Вот что, возьму-ка я пистолет в белу ручку, да пихну-ка я его в ящик письменного стола, да задвину ящик на место… Ишь, как заерзал, не хочет он в деревянный ящик, мяса требует…

Туда, рядом, и револьвер поместится, я однажды промерял от безделья. Но револьвер мне и здесь пригодится. Да, пригодится, и сию же минуту. Патрон я вставил в барабан? Вставил. Труд затрачен. Кто-то хорошо сказал: грехи – это камни за пазухой у Царства небесного. Но я не верю ни в бога ни в черта, а страшусь, как выяснилось, не грехов, а немногого: всего лишь быть живым… страшился. Теперь же я вдруг наоборот: оробел умирать. О-о, подлое трусливое человечество, в лице своего мелкого жадного представителя. У тебя есть шанс продолжать пить и дышать полной грудью, человечек… Есть такой шанс, есть… Как знать, быть может, Рик, ты не безнадежен и способен на то, для чего рожден. Да, способен жить не зря и творить, зачеркнуть старое и круто начать новое. Но и то плохое, что ты сделал самому себе и множеству других, отдельных от тебя людей, то мелкое и подлое – оно взывает, если не к расплате, то к очищению. Очистись, оставь за порогом прежнее бренное Я, выжги оттуда суету и перейди в другую бренность, столь же мимолетную перед вечным пределом, что и раньше, но – иную. Готов ли ты? Отведай же поцелуй судьбы, узнаешь, насколько он свеж и сладок. Вперед, Рик.

Я готов, я отведаю. Я стану другим. Я… не думаю, что я жил таким уж плохим человеком и надеюсь – ведь я все-таки нужен кому-то – надеюсь, что имею право побыть еще на этом свете… И сотворю то, для чего рожден, к чему призван… Если сотворю, если призван.

Я не боюсь мира, но боюсь, что он справедлив ко мне.

Шестнадцать целых и шесть в периоде после запятой процентов…

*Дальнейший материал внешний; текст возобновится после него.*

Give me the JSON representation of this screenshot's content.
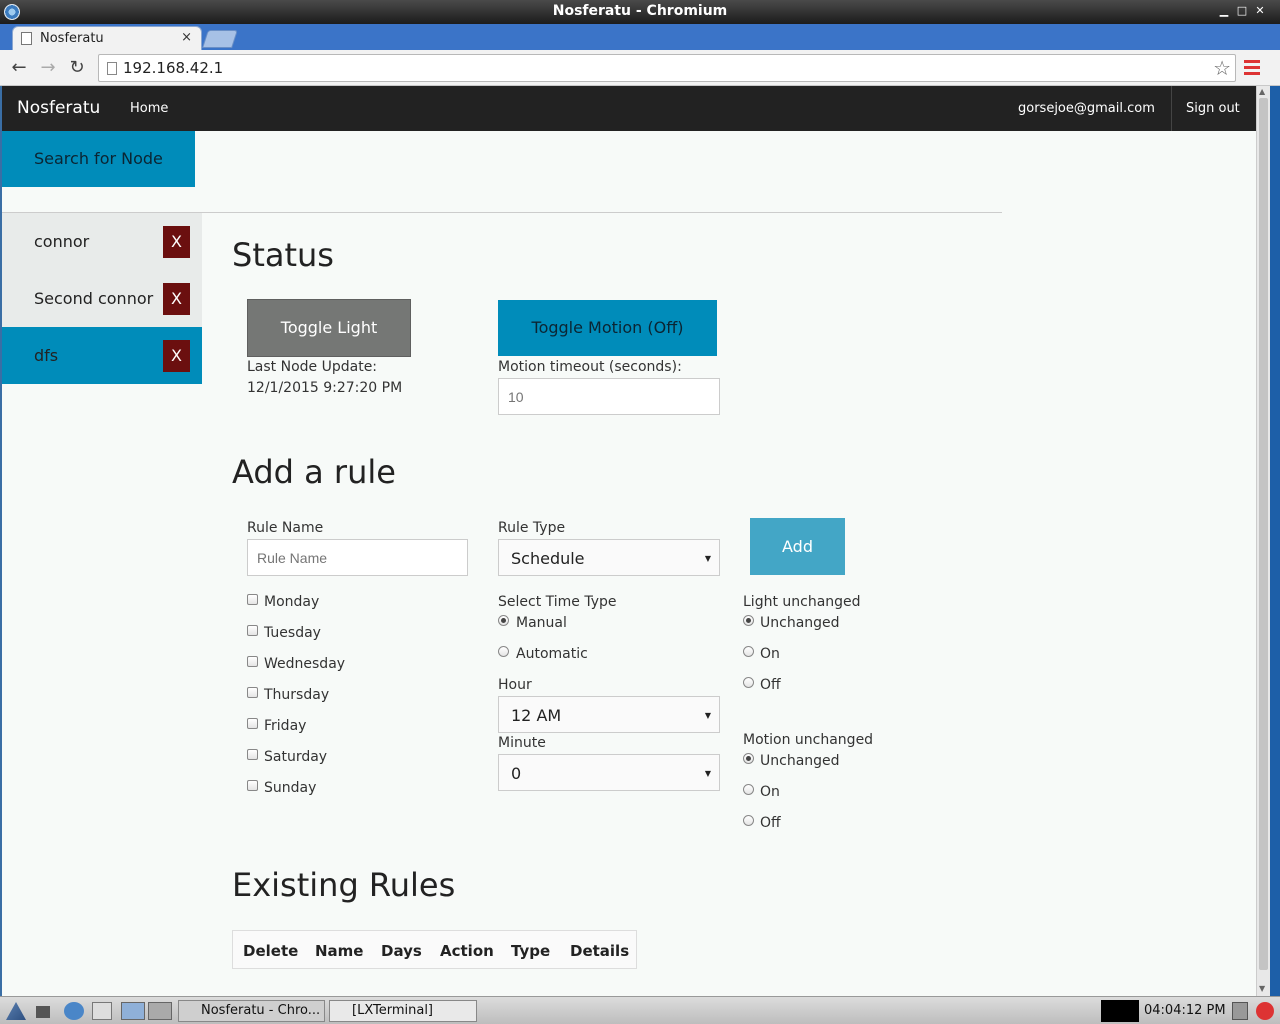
{
  "window": {
    "title": "Nosferatu - Chromium",
    "min": "▁",
    "max": "□",
    "close": "✕"
  },
  "browser": {
    "tab_title": "Nosferatu",
    "tab_close": "×",
    "back": "←",
    "forward": "→",
    "reload": "↻",
    "url": "192.168.42.1",
    "star": "☆"
  },
  "navbar": {
    "brand": "Nosferatu",
    "home": "Home",
    "email": "gorsejoe@gmail.com",
    "signout": "Sign out"
  },
  "search_button": "Search for Node",
  "nodes": [
    {
      "label": "connor",
      "remove": "X",
      "active": false
    },
    {
      "label": "Second connor",
      "remove": "X",
      "active": false
    },
    {
      "label": "dfs",
      "remove": "X",
      "active": true
    }
  ],
  "status": {
    "heading": "Status",
    "toggle_light": "Toggle Light",
    "toggle_motion": "Toggle Motion (Off)",
    "last_update_label": "Last Node Update:",
    "last_update_value": "12/1/2015 9:27:20 PM",
    "motion_timeout_label": "Motion timeout (seconds):",
    "motion_timeout_placeholder": "10"
  },
  "add_rule": {
    "heading": "Add a rule",
    "rule_name_label": "Rule Name",
    "rule_name_placeholder": "Rule Name",
    "rule_type_label": "Rule Type",
    "rule_type_value": "Schedule",
    "add_button": "Add",
    "days": [
      "Monday",
      "Tuesday",
      "Wednesday",
      "Thursday",
      "Friday",
      "Saturday",
      "Sunday"
    ],
    "time_type_label": "Select Time Type",
    "time_types": [
      {
        "label": "Manual",
        "selected": true
      },
      {
        "label": "Automatic",
        "selected": false
      }
    ],
    "hour_label": "Hour",
    "hour_value": "12 AM",
    "minute_label": "Minute",
    "minute_value": "0",
    "light_label": "Light unchanged",
    "light_options": [
      {
        "label": "Unchanged",
        "selected": true
      },
      {
        "label": "On",
        "selected": false
      },
      {
        "label": "Off",
        "selected": false
      }
    ],
    "motion_label": "Motion unchanged",
    "motion_options": [
      {
        "label": "Unchanged",
        "selected": true
      },
      {
        "label": "On",
        "selected": false
      },
      {
        "label": "Off",
        "selected": false
      }
    ],
    "caret": "▼"
  },
  "existing_rules": {
    "heading": "Existing Rules",
    "columns": [
      "Delete",
      "Name",
      "Days",
      "Action",
      "Type",
      "Details"
    ]
  },
  "taskbar": {
    "tasks": [
      "Nosferatu - Chro...",
      "[LXTerminal]"
    ],
    "clock": "04:04:12 PM"
  }
}
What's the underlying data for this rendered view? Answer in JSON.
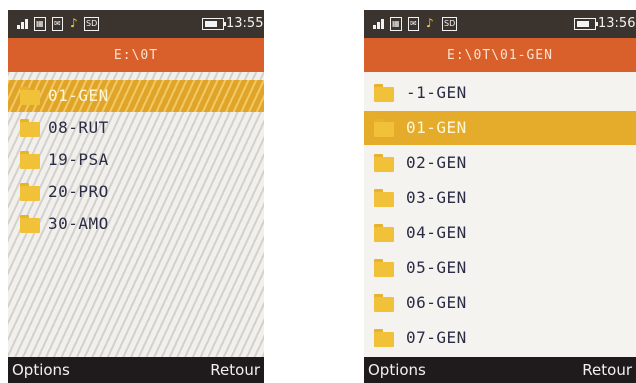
{
  "left_screen": {
    "status": {
      "time": "13:55",
      "sd_label": "SD"
    },
    "title": "E:\\0T",
    "items": [
      {
        "label": "01-GEN",
        "selected": true
      },
      {
        "label": "08-RUT",
        "selected": false
      },
      {
        "label": "19-PSA",
        "selected": false
      },
      {
        "label": "20-PRO",
        "selected": false
      },
      {
        "label": "30-AMO",
        "selected": false
      }
    ],
    "softkeys": {
      "left": "Options",
      "right": "Retour"
    }
  },
  "right_screen": {
    "status": {
      "time": "13:56",
      "sd_label": "SD"
    },
    "title": "E:\\0T\\01-GEN",
    "items": [
      {
        "label": "-1-GEN",
        "selected": false
      },
      {
        "label": "01-GEN",
        "selected": true
      },
      {
        "label": "02-GEN",
        "selected": false
      },
      {
        "label": "03-GEN",
        "selected": false
      },
      {
        "label": "04-GEN",
        "selected": false
      },
      {
        "label": "05-GEN",
        "selected": false
      },
      {
        "label": "06-GEN",
        "selected": false
      },
      {
        "label": "07-GEN",
        "selected": false
      }
    ],
    "softkeys": {
      "left": "Options",
      "right": "Retour"
    }
  },
  "icons": [
    "signal-icon",
    "network-icon",
    "message-icon",
    "music-note-icon",
    "sd-card-icon",
    "battery-icon",
    "folder-icon"
  ],
  "colors": {
    "title_bar": "#d9602a",
    "status_bar": "#3b332e",
    "selection": "#e4ac2a",
    "folder": "#f2c13a",
    "softkey_bar": "#1f1b1d"
  }
}
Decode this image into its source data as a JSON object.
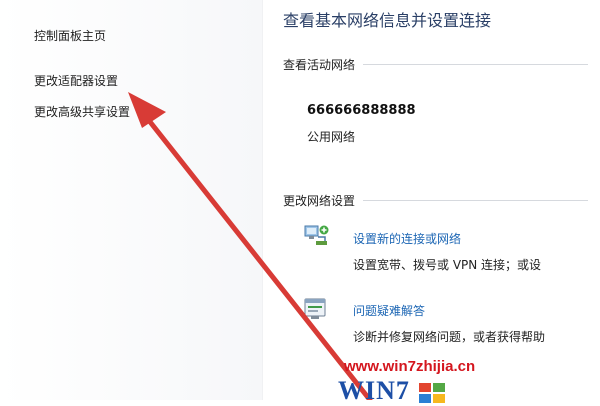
{
  "sidebar": {
    "items": [
      {
        "label": "控制面板主页"
      },
      {
        "label": "更改适配器设置"
      },
      {
        "label": "更改高级共享设置"
      }
    ]
  },
  "header": {
    "title": "查看基本网络信息并设置连接"
  },
  "active_networks": {
    "heading": "查看活动网络",
    "network_name": "666666888888",
    "network_type": "公用网络"
  },
  "change_settings": {
    "heading": "更改网络设置",
    "tasks": [
      {
        "icon": "network-connection-icon",
        "link": "设置新的连接或网络",
        "description": "设置宽带、拨号或 VPN 连接；或设"
      },
      {
        "icon": "troubleshoot-icon",
        "link": "问题疑难解答",
        "description": "诊断并修复网络问题，或者获得帮助"
      }
    ]
  },
  "watermark": {
    "url": "www.win7zhijia.cn",
    "logo": "WIN7"
  },
  "colors": {
    "link": "#1c66b4",
    "title": "#2a3f66",
    "annotation_arrow": "#d83b36",
    "watermark_red": "#d4161e",
    "watermark_blue": "#1d4fa6"
  }
}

Если бы в барабане было одно свободное гнездышко, эти шестнадцать процентов надежды были бы такими маленькими, такими крохотными, такими безнадежными для сердца! Но вставлен только один патрон, и те же самые шестнадцать целых шесть в периоде – страха, – вдруг вырастают в грозных и неумолимых великанов, которые сейчас и немедленно покарают тебя за все дрянное, что есть в тебе и грязным следом жизни осталось за тобой. Возьми, приставь и нажми.

Да, я нажму, всего-то делов – барабан крутануть. Сейчас… сию минуту… сию секунду…

И заодно узнаю: обманул я отца, в недавнем разговоре с ним… Или правду сказал.